Bernier, 48, remains highly popular in his riding of Beauce. As one of just five Conservatives elected in Quebec, he seemed a relative shoo-in to finally return to a ministerial position.
As the new junior minister for tourism and small business, Bernier won't be entrusted with matters of grave national confidentiality, said Chris Mathers, a former RCMP officer who now works as a crime and risk consultant.
"There's not too many secrets that the junior minister of tourism's going to have that would be of interest to any foreign government or criminals or even the opposition for that matter," Mathers said.
"His parents have let him back in the house but he doesn't have his own key, basically. He's going to have to earn that."

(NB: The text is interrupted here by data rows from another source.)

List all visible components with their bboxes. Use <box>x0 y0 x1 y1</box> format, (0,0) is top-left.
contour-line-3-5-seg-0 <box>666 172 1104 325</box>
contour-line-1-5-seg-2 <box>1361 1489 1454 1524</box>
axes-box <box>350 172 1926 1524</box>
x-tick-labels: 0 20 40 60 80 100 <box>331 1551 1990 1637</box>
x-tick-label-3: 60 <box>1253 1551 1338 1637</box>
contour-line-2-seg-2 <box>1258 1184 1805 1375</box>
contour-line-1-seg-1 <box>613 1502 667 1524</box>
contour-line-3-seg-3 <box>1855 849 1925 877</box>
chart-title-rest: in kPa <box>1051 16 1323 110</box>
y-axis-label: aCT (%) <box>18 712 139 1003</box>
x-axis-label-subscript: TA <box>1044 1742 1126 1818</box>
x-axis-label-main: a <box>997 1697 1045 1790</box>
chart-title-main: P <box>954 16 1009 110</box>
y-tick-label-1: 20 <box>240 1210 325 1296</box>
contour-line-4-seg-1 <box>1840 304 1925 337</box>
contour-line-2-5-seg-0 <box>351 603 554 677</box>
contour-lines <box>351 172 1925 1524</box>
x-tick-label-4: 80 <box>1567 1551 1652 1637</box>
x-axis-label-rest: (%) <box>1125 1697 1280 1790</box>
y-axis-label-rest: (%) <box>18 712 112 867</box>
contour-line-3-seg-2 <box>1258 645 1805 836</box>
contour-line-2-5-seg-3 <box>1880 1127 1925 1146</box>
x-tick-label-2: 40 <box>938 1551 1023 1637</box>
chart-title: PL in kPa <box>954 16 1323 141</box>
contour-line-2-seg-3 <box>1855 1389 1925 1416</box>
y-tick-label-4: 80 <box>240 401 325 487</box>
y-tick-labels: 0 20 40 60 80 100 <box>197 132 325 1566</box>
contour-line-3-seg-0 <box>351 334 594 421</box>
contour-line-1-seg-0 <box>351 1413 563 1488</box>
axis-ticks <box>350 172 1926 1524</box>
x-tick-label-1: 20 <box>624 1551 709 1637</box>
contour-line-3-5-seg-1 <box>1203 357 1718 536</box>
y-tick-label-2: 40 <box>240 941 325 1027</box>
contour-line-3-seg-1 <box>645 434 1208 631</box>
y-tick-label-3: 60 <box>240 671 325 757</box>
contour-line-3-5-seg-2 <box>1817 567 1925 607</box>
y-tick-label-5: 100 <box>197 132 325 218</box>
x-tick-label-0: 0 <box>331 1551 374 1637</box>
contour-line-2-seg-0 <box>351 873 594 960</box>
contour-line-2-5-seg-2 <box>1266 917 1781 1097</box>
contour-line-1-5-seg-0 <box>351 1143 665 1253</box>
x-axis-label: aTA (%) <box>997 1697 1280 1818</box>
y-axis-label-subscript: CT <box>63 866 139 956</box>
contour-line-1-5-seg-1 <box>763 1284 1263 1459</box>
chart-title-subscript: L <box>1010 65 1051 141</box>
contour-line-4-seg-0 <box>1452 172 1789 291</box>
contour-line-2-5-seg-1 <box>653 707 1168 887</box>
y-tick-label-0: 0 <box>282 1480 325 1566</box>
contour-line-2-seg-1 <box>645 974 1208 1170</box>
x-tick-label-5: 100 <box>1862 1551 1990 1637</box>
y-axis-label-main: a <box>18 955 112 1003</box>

New post means less opining
At the time the Bernier scandal erupted, security screening applied only to the potential cabinet member, not his or her partner, relatives or friends.
"Bernier's basically the poster child for proper due diligence," Mathers said.
"So is he a risk? Well, I think he's probably learned his lesson. But the question is, have the rest of them? These new ministers, these baby ministers, they're going to do stupid things, like everyone does.
"And if you are in a relationship with somebody – gay, straight, whatever it is – the guy or the girl's got to be checked out."
During his time on the backbench, Bernier broke away from the tight Tory script on occasion, coming out against the federal plan for a national securities regulator and questioning the need for a key Quebec language law.
But he signalled Wednesday in a blog posting his public musings would once again toe the party line.
"It should be noted that as a minister, I am like all my colleagues bound by cabinet solidarity and my public declarations must reflect the government's positions," Bernier wrote.
"I therefore have less scope than I had as a simple MP to express my ideas and take public stands on various topics, as I did these past few years. The content of this blog will thus be a bit different from now on."